Diversify LNG imports to India away from Gulf

Vol 8, PW 26 (06 Apr 05) People & Policy
     

A series of recommendations circulating in the Indian oil ministry could see India reduce its dependence on LNG from the Gulf region.

An internal note dated 1st March 2005, prepared by joint secretary Prabh Das, speaks at length about what India must do to ensure the security of its LNG imports. Energy security would dictate diversification of sources to as many suppliers as possible, economically and securely, the report says.

Conversely, LNG suppliers should be those who do not supply oil to the country. Das admits that this option might not be achievable but argues strongly that it must be considered as India enters into more and more long-term contracts for LNG.

For if a disruption disables oil supplies in a country, there is an increased likelihood that LNG supplies (from that country) would also be affected. Das points out that 67% of Indias crude imports come from west Asia.

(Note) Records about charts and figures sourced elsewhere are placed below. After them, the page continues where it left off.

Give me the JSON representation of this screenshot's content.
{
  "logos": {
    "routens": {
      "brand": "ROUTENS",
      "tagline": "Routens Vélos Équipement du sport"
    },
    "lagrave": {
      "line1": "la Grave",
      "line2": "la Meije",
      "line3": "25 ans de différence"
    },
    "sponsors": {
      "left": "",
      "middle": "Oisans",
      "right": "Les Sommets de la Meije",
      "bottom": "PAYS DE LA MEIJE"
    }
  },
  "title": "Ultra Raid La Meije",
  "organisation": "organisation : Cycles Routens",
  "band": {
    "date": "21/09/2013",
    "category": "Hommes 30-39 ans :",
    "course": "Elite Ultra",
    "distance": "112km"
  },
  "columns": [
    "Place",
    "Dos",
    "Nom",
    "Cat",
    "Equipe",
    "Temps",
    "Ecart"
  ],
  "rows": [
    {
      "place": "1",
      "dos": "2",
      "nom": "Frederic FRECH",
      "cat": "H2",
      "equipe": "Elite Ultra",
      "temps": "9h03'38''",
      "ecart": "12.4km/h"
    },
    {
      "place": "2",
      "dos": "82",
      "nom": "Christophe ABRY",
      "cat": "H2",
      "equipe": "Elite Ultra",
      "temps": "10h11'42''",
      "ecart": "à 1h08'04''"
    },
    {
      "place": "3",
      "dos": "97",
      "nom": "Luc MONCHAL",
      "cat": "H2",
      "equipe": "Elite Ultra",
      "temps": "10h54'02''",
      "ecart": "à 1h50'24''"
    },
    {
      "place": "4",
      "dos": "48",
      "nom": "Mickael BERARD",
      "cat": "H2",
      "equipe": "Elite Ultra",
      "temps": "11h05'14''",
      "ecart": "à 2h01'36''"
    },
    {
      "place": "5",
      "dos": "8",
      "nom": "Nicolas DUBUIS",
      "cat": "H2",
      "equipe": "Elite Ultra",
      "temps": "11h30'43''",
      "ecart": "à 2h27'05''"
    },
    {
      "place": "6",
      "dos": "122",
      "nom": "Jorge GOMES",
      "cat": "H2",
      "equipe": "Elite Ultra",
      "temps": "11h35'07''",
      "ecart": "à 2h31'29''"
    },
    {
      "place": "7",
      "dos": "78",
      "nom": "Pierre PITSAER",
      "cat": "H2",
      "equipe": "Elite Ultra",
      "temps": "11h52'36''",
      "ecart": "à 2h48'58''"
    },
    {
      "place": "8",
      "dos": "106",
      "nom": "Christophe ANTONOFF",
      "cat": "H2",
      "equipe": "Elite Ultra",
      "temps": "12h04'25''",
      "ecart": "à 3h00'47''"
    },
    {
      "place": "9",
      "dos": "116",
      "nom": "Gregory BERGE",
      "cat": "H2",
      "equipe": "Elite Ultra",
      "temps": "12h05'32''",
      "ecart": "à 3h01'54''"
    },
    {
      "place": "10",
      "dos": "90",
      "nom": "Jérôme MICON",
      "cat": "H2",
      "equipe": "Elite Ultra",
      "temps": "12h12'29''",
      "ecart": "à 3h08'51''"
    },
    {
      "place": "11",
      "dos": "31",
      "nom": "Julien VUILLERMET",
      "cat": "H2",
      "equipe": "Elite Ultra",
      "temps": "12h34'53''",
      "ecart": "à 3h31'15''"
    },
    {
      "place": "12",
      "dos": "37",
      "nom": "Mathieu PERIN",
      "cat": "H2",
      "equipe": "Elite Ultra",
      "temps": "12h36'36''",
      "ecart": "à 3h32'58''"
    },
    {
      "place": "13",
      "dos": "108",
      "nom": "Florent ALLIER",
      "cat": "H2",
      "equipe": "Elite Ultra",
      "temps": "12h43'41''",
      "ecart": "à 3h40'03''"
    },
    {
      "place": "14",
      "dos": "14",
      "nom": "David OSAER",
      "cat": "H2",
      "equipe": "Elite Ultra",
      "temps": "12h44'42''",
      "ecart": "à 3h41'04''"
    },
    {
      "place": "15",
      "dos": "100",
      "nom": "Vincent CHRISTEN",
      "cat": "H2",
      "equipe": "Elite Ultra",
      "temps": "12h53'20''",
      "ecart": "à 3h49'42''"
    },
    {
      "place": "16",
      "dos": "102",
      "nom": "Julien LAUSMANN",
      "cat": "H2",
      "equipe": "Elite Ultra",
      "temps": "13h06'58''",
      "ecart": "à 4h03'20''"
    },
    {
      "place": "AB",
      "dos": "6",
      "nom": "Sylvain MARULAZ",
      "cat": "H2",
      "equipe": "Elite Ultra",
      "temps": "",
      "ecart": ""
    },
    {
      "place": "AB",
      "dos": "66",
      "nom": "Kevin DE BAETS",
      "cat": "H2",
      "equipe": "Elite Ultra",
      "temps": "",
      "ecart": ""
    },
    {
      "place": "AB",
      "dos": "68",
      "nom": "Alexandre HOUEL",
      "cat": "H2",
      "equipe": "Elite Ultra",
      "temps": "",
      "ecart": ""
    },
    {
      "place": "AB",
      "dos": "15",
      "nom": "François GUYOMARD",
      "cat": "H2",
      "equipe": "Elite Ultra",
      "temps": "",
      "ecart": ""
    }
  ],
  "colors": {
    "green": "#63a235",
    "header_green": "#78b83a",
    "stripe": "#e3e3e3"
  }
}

Therefore LNG imports, to enhance our energy security, should come from countries other than west Asia. He then suggests that India should look at countries like Indonesia, Australia, Malaysia and nine others, which currently export LNG that totals up to one third of the worlds total proven recoverable gas reserves.

The most significant gas reserves by far are in Qatar followed by UAE and the US, says the Das report. Among LNG exporters in the Asia Pacific, the largest proven recoverable gas reserves are in Indonesia, Australia and Malaysia.

The other countries are: Brunei, Trinidad & Tobago, Libya, Algeria, Nigeria and Oman. Also highlighted is the availability of natural gas from the Russian Federation and Iran, which have the worlds largest proven recoverable natural gas reserves.

They do not export LNG, writes the report. But both countries have plans to do so by end of the decade.